| Re: Weight Watchers Or Plain Old Calorie Counting????
I am not myself a candidate for lap-band or any bariatric surgery, my excess pounds are not enough and besides, if I am really religiously strict about my diet and sugar control, I will lose weight anyway.
The thing to remember about bariatric surgery is that it doesn't do anything which you cannot do without the bariatric surgery. It is also not a panacea for overweight. I know several people who had these procedures and some of them have actually, after about 3 years, started to gain weight again.
You can have bariatric surgery and go on a steady diet of ice-cream and milkshakes and high-caloric foods which require little digestion in the stomach and actually consume MORE calories per day than you did before the surgery.
Weight Watchers is a GREAT approach to losing weight. The diet is balanced, their portions are reasonable, and it is a terrific support group setting with people to encourage and edify each other through the difficult process of weight reduction. For these reasons, I recommend it highly....
I also agree that someone who is 100 pounds overweight, and diabetic, will have EXTREME difficulty sticking to a 1200-calorie diet. I think you are going to find yourself being ravenously hungry. At your current weight, it is likely not necessary to be so parsimonious....I am thinking a 1600 calorie or maybe higher may be, at this time, quite adequate to lose..... as you near your ideal weight, though, the reduction will become necessary to make your weight-loss continue. It is a function of your body weight, how much caloric intake is required to keep your weight where it is. Any "loss" of these calories, and you will burn your own food stores for energy.

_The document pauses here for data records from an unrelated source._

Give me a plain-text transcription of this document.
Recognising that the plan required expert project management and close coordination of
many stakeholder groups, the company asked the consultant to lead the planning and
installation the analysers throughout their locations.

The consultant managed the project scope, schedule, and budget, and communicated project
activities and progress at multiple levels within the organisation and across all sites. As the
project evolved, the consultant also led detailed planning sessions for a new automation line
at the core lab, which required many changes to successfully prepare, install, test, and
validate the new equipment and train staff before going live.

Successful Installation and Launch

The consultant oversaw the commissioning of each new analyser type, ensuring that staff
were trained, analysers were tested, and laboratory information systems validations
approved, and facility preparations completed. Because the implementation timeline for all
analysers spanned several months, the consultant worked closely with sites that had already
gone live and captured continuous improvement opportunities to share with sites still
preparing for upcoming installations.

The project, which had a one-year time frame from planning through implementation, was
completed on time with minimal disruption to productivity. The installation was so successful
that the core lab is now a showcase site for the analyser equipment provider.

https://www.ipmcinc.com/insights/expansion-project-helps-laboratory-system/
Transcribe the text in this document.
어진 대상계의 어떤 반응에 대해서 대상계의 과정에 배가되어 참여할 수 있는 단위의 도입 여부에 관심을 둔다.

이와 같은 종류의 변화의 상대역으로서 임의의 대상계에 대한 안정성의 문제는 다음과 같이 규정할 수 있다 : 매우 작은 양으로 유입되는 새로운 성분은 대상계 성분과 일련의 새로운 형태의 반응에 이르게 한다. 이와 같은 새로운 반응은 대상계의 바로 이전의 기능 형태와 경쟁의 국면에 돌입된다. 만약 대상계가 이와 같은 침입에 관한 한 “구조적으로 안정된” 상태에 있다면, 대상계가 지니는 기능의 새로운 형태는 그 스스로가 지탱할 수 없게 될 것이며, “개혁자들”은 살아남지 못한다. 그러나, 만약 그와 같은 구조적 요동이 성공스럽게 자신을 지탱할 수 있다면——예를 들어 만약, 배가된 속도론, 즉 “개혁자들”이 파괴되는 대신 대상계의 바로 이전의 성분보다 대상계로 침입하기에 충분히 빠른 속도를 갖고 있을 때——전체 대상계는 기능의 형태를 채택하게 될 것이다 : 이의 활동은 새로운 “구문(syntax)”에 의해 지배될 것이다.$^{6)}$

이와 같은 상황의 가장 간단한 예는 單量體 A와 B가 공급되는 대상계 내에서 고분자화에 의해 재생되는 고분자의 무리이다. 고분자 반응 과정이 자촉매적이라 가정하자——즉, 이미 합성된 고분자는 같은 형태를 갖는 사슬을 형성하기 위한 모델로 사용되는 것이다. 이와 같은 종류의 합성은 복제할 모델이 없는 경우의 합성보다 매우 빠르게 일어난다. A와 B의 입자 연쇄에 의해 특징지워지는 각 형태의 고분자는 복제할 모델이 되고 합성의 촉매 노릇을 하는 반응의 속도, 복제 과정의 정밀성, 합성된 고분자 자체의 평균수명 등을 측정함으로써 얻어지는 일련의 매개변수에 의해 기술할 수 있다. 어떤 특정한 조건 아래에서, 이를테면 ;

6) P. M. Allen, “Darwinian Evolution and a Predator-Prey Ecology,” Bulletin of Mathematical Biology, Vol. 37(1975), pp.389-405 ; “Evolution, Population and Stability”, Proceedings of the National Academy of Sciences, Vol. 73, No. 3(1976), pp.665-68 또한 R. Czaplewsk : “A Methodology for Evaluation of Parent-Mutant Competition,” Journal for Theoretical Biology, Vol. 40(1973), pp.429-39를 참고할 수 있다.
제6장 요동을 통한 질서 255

One thing that will help you tremendously with weight-loss, and diabetes, is to limit your carbohydrate intake. High blood sugar makes me hungry. I feel much more satisfied if I keep my sugar levels controlled well.
The other thing that "works" is exercise. It not only burns calories, but it makes your body-mass-index lower, this essentially is the ratio of fat to muscle in your body. Muscle burns more calories in metabolism than fat.
It is more difficult, bariatric surgery or not, for a diabetic person to lose weight than a non-diabetic. The mechanisms of metabolizing food are interrupted and shorted in diabetes. I have never heard it said that it "won't work" for diabetics....
Last edited by tfkeel; 10-08-2008 at 05:47 PM.